The BHK-21 cells, cBS6-2 and cBS6-3, were seeded in 6-well plates and grown to 50% confluence. siCHOP, siBiP, and scramble siRNA were purchased from Santa Cruz. Transfection of siRNA was conducted using jetPRIME™ (Polyplus-transfection) according to the manufacturer’s instructions. The BHK-21 cells were infected with JEV at 24 hr post-transfection. The cells and the supernatant were harvested at 48 hr post-infection, and the PI cell clones were harvested at 40 hr post-transfection for further analysis. The collected supernatant was used for the quantification of the viral production, and viable cells were counted using trypan blue exclusion.

SDS-PAGE and Western blot analysis

For total protein extraction, virus- or mock-infected cells in monolayers were washed with cold PBS and then lysed in ice-cold M-PER buffer (Pierce) with a cocktail of protease inhibitors (Roche).
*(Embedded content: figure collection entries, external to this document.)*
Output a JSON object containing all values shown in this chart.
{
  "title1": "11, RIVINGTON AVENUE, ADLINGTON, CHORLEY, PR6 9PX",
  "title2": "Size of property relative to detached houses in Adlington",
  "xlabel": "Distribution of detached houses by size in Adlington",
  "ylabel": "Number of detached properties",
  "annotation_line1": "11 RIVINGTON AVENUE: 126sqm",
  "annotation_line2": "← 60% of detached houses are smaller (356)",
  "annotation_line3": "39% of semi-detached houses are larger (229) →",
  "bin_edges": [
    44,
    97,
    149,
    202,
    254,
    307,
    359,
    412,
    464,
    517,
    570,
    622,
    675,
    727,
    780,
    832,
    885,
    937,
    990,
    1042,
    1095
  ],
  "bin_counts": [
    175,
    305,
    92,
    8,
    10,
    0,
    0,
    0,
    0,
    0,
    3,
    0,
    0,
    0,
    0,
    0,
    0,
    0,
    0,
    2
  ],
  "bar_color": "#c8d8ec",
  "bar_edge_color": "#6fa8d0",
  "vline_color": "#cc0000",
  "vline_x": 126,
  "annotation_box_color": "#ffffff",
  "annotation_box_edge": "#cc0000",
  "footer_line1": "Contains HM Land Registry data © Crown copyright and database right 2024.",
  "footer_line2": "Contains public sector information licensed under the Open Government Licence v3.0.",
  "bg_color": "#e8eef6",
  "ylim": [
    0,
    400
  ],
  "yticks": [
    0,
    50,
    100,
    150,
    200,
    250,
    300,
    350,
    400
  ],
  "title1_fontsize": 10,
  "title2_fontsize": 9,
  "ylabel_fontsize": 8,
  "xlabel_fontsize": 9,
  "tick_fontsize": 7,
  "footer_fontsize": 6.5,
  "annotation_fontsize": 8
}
Proteins were separated with 7.5% or 12% gradient PAGE using the Gradi-Gel™ gradient analysis kit (Elpis biotech); they were subsequently transferred to PVDF membrane (Millipore). The membrane was blocked with 5% skim milk in TBST. Primary antibodies were incubated at 4°C with membrane overnight in 3% skim milk in TBST or 3% BSA in TBST. After primary incubation, the membrane was washed in TBST once for 5 min and three times for 10 min; it then was incubated with secondary antibodies in 3% skim milk in TBST at room temperature for 2 hr. The membrane was washed again three times in TBST for 10 min, and the proteins were detected with an enhanced luminol-based chemiluminescent detection kit (AbFrontier) according to the manufacturer’s instructions.

Densitometry

The intensities of bands from Western blot analysis were quantified using the ImageJ program (National Institutes of Health) according to the developer’s instructions.

Statistical analysis

The data were presented as mean ± standard deviations (SD) of three independent experiments. The differences between groups were assessed by Student’s t test. A P value < 0.05 was considered statistically significant. All statistical analyses were performed using SPSS.